In ordine all’inoperatività dell’art. 133bis c.p., si ritiene inoltre che tale preclusione sia foriera di discriminazioni ingiustificate e basate sul reddito dei condannati, consentendo solo ai più facoltosi di accedere alla pena alternativa pecuniaria.

La Corte Costituzionale è intervenuta sulla materia con la precedente sent. 16 gennaio 2020, n. 15, con cui aveva tuttavia dichiarato inammissibile analoga questione di legittimità costituzionale sollevata però con riferimento all’art. 135 c.p., rivolgendo un monito al legislatore affinché modificasse la complessiva disciplina di determinazione della pena pecuniaria, per garantire una commisurazione proporzionata della stessa rispetto alla gravità del reato e alle condizioni economiche del reo.

A fronte dell’inerzia del legislatore tuttavia, con la sentenza del 2022, la Consulta ha dichiarato l’illegittimità costituzionale della disciplina in esame, ritenuta in contrasto con gli artt. 3 e 27 della Costituzione.

Ribadendo il fondamento e la portata del principio di proporzionalità della pena, la Corte muove dalle finalità perseguite attraverso la previsione della sostituzione della pena detentiva breve con pene sostitutive, tra cui la pena pecuniaria, volte ad evitare gli effetti negativi della detenzione sul condannato a pene non particolarmente gravi.

La Consulta ha quindi evidenziato le peculiarità che la pena pecuniaria presenta, in quanto destinata ad incidere sul patrimonio del destinatario, rispetto al quale la pena finisce per assumere un distinto grado di afflittività in ragione delle condizioni economiche e reddituali del singolo condannato.

Occorre pertanto prevedere “rimedi atti a salvaguardare l’efficacia e la concreta uguaglianza dell’effetto della pena pecuniaria, mediante meccanismi d’adeguamento alle diverse condizioni economiche dei condannati”, come già sancito dalla stessa Corte Costituzionale con sent. 16 novembre 1979, n. 131.

In particolare, appare problematico il valore del minimo della pena, eccessivamente elevato, specie a seguito della sua inderogabilità, sancita con L. 12 giugno 2003, n. 134, che ha eliminato dal testo dell’art. 53 cit., il richiamo all’art. 133bis c.p.

La quota minima determinata per effetto del combinato disposto tra l’art. 53 cit. e l’art. 135 c.p., cui fa rinvio, risulta dunque, per la Corte, superiore rispetto alla capacità economica media, considerato che la somma minima irrogabile (stante la previsione dell’art. 23 c.p. che individua la durata minima della detenzione in 15 giorni, da moltiplicarsi per la quota minima di 250 euro per giorno) è pari a 3750 euro, con un massimo edittale (potendosi convertire pene detentive sino a sei mesi di reclusione o arresto) che raggiunge i 45.000 euro.

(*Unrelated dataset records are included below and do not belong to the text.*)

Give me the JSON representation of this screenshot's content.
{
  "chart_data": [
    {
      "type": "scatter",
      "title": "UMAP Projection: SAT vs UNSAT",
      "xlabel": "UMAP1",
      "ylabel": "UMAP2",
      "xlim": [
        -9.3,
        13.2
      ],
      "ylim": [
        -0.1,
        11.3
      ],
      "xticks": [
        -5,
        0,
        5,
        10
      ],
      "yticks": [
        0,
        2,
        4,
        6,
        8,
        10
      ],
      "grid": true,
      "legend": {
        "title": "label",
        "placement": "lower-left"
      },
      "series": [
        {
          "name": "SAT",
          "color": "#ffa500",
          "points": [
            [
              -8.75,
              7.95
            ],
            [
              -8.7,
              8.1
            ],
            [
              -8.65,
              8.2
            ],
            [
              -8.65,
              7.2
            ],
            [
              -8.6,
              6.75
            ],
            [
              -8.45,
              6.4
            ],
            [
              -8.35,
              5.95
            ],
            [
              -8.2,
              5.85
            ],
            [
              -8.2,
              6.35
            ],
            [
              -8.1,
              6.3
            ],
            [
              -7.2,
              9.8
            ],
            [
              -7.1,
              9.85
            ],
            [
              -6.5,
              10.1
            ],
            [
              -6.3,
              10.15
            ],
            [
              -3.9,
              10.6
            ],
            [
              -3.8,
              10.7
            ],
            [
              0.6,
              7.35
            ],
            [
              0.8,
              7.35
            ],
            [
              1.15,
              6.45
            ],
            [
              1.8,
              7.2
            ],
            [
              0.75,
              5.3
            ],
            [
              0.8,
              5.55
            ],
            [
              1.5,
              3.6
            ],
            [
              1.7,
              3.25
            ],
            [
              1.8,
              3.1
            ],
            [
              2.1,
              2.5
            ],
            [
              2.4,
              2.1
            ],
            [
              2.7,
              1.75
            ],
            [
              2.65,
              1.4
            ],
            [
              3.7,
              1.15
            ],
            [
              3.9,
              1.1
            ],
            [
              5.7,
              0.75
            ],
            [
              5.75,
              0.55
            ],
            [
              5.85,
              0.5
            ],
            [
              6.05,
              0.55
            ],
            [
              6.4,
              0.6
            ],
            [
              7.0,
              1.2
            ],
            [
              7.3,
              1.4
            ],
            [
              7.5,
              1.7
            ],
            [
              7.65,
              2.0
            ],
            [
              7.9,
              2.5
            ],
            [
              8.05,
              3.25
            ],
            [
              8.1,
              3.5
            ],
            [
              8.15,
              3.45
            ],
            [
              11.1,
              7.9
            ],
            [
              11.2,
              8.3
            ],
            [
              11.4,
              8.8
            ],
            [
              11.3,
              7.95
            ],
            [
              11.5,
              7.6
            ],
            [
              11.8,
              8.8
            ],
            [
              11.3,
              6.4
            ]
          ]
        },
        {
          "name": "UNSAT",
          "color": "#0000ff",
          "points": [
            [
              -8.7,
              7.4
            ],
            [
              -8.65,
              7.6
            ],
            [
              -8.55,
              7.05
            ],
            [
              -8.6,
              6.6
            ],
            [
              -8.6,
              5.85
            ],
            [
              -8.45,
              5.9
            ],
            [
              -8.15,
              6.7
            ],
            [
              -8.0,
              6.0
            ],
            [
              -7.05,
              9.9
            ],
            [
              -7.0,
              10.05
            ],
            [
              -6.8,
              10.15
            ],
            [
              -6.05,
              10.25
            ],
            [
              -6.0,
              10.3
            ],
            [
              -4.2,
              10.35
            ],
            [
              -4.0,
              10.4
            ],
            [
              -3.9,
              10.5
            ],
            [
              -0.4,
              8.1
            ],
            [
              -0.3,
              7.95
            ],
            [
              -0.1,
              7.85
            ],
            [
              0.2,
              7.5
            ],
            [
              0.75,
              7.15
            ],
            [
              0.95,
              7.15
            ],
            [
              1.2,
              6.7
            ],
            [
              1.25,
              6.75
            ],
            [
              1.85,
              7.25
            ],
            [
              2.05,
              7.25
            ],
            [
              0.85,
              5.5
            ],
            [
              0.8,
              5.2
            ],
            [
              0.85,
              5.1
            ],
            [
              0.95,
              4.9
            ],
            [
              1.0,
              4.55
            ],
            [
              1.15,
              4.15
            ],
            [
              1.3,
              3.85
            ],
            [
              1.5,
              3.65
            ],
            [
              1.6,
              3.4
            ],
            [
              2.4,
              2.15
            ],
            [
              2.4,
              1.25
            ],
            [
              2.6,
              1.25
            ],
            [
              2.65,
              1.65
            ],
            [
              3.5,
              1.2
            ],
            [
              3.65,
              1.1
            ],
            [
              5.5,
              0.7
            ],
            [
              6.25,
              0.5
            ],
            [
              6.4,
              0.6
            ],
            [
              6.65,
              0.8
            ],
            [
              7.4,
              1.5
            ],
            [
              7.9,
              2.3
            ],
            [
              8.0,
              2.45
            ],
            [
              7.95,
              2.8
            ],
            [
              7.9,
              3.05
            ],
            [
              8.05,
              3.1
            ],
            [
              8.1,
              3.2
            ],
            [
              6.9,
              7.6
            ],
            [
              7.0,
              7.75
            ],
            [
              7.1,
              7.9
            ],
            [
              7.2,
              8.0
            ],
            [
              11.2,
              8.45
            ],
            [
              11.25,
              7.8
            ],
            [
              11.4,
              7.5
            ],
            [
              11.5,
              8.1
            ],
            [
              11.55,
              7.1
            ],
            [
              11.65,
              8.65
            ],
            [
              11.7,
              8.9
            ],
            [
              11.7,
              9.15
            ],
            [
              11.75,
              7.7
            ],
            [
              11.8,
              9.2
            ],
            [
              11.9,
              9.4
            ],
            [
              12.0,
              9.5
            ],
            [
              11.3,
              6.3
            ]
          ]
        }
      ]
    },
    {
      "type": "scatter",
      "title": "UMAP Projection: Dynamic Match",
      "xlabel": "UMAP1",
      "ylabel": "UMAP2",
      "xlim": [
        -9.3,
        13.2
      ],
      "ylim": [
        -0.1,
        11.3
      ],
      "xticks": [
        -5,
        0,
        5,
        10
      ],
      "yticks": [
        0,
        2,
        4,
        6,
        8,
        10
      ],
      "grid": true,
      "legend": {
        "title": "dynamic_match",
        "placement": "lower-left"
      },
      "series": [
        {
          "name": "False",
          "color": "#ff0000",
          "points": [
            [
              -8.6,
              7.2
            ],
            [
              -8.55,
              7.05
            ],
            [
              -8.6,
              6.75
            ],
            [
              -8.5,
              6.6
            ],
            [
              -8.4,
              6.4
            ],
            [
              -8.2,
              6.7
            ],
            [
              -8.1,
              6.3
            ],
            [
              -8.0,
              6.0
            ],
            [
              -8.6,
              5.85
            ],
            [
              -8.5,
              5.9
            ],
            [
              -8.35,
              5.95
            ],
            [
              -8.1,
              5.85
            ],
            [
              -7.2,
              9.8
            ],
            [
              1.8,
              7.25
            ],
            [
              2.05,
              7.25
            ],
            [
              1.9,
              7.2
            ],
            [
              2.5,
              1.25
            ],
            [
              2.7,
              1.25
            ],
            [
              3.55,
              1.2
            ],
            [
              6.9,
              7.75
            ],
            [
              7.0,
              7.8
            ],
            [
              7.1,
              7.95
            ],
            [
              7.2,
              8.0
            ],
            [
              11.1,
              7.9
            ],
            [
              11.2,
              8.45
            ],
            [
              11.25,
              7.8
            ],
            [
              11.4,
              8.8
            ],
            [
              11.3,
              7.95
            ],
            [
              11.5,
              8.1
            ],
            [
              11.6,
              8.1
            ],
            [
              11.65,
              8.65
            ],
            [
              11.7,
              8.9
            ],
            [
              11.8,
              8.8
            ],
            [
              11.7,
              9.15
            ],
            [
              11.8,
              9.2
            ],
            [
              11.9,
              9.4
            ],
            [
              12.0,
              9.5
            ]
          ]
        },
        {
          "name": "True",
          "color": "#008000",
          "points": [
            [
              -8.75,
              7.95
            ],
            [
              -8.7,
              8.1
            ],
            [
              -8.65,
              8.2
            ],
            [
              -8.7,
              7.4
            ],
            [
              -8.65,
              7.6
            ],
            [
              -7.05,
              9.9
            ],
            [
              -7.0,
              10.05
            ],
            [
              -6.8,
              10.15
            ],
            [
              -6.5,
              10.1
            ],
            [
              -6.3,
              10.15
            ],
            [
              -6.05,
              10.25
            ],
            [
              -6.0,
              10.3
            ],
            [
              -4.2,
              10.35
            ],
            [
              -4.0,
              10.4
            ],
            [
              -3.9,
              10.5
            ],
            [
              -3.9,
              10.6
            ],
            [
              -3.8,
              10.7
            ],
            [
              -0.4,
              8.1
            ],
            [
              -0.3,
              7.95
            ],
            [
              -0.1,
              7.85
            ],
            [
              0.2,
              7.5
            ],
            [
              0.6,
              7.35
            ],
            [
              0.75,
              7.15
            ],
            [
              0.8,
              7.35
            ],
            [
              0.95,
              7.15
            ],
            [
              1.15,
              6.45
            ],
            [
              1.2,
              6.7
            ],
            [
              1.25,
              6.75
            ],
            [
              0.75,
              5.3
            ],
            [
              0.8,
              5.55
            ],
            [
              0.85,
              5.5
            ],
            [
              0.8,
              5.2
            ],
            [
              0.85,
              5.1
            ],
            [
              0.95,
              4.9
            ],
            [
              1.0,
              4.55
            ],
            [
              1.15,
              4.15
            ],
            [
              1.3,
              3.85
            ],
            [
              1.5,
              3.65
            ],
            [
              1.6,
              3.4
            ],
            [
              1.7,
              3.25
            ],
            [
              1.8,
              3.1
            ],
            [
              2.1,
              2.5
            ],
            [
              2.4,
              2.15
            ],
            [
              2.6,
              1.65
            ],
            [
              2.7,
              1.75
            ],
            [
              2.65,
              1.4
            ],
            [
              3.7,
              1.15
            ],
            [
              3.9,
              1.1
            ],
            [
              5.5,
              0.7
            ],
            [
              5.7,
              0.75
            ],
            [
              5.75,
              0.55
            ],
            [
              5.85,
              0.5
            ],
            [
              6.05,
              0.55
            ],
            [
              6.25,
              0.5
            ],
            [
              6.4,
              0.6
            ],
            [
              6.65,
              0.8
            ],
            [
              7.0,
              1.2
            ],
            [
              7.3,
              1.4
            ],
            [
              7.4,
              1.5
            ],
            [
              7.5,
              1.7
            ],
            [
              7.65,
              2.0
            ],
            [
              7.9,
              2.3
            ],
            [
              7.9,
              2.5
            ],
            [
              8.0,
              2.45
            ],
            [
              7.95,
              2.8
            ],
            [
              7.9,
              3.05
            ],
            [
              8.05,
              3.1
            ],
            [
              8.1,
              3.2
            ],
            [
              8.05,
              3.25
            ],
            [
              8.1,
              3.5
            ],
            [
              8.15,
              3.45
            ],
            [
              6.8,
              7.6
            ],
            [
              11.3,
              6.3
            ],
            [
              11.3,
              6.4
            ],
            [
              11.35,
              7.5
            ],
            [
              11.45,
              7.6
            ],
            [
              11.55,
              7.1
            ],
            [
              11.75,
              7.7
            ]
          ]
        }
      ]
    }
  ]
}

Viene pertanto ravvisato dalla Corte un contrasto rispetto sia all’art. 3, comma 2, Cost., in quanto la sostituzione della pena detentiva con quella pecuniaria finisce per divenire un privilegio per i soli condannati abbienti, sia in relazione all’art. 27, comma 3, Cost., in quanto il ricorso alla pena sostitutiva viene notevolmente ridotto, frustrando la ratio dell’istituto di risocializzazione del condannato.

Stante dunque la necessità di individuare un minimo edittale proporzionato, la Corte accoglie le sollecitazioni dei giudici rimettenti, estendendo alla sostituzione delle pene detentive brevi il sistema di conversione stabilito dall’art. 459, comma 1bis, c.p. in relazione ai decreti penali di condanna, pur con esclusivo riferimento all’individuazione del minimo edittale.

In accoglimento della questione di legittimità costituzionale, pertanto, la Corte ha dichiarato “l’illegittimità costituzionale dell’art. 53, comma 2, della L. 24 novembre 1981, n. 689 (Modifiche al sistema penale), nella parte in cui prevede che «[i]l valore giornaliero non può essere inferiore alla somma indicata dall’art. 135 del codice penale e non può superare di dieci volte tale ammontare», anziché «[i]l valore giornaliero non può essere inferiore a 75 euro e non può superare di dieci volte la somma indicata dall’art. 135 del codice penale”.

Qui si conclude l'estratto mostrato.